Segundo a defesa, o artista estaria recebendo um volume excessivo de visitas de advogados interessados em assumir sua representação — um cenário descrito como verdadeiro “assédio jurídico”.
📍 Transferência inesperada e motivo inusitado
De acordo com o advogado Felipe Cassimiro, mais de cem profissionais teriam procurado o cantor dentro do presídio, tentando oferecer serviços jurídicos. A movimentação incomum teria motivado a administração penitenciária a transferi-lo para uma unidade mais distante.
A Secretaria de Administração Penitenciária de São Paulo confirmou a transferência, mas evitou detalhar oficialmente as razões.
A mudança, no entanto, gerou impacto direto: Mirandópolis fica a cerca de 600 quilômetros da capital, o que dificulta o contato com familiares — algo que a própria defesa afirma não ter desejado.
💰 Investigação envolve cifras bilionárias
O nome de MC Ryan SP aparece como um dos principais alvos da Operação Narco Fluxo, conduzida pela Polícia Federal do Brasil. A investigação apura um suposto esquema de lavagem de dinheiro ligado ao crime organizado, com movimentação estimada em até R$ 1,6 bilhão.
As suspeitas incluem o uso de plataformas de apostas e jogos online para ocultar recursos provenientes, segundo as autoridades, de atividades ilícitas como o tráfico internacional de drogas.
Outros nomes conhecidos também foram citados na operação, como o cantor Poze do Rodo e o empresário Raphael Sousa Oliveira.
⚖️ Prisão contestada pela defesa
Apesar da gravidade das acusações, a defesa sustenta que a prisão preventiva é desnecessária e desproporcional. Segundo o advogado, o cantor é réu primário e poderia responder ao processo em liberdade, com medidas cautelares.
O caso já teve reviravoltas: anteriormente, o ministro Messod Azulay Neto chegou a conceder habeas corpus, classificando prisões temporárias como ilegais. No entanto, novas decisões judiciais voltaram a determinar a prisão preventiva dos investigados.

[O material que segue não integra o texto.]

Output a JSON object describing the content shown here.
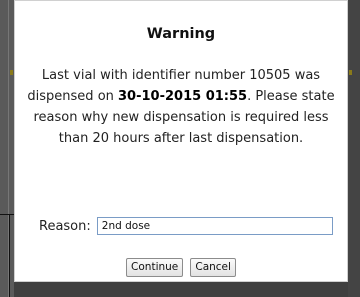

🔎 Operação de grande escala
A Operação Narco Fluxo mobilizou cerca de 200 agentes e cumpriu dezenas de mandados em diversos estados brasileiros. Além das prisões, a Justiça determinou o bloqueio de bens que podem chegar a R$ 2,26 bilhões — valor estimado com base nas movimentações suspeitas.
🧭 Entre fama e investigação
O caso escancara um fenômeno curioso e preocupante: a interseção entre celebridade, sistema penal e interesses financeiros. A grande quantidade de advogados buscando o caso evidencia o peso da fama — e também levanta questionamentos éticos sobre a atuação profissional em situações como essa.
Enquanto isso, MC Ryan SP segue preso, agora longe da capital, aguardando os próximos capítulos de uma investigação que ainda promete desdobramentos significativos.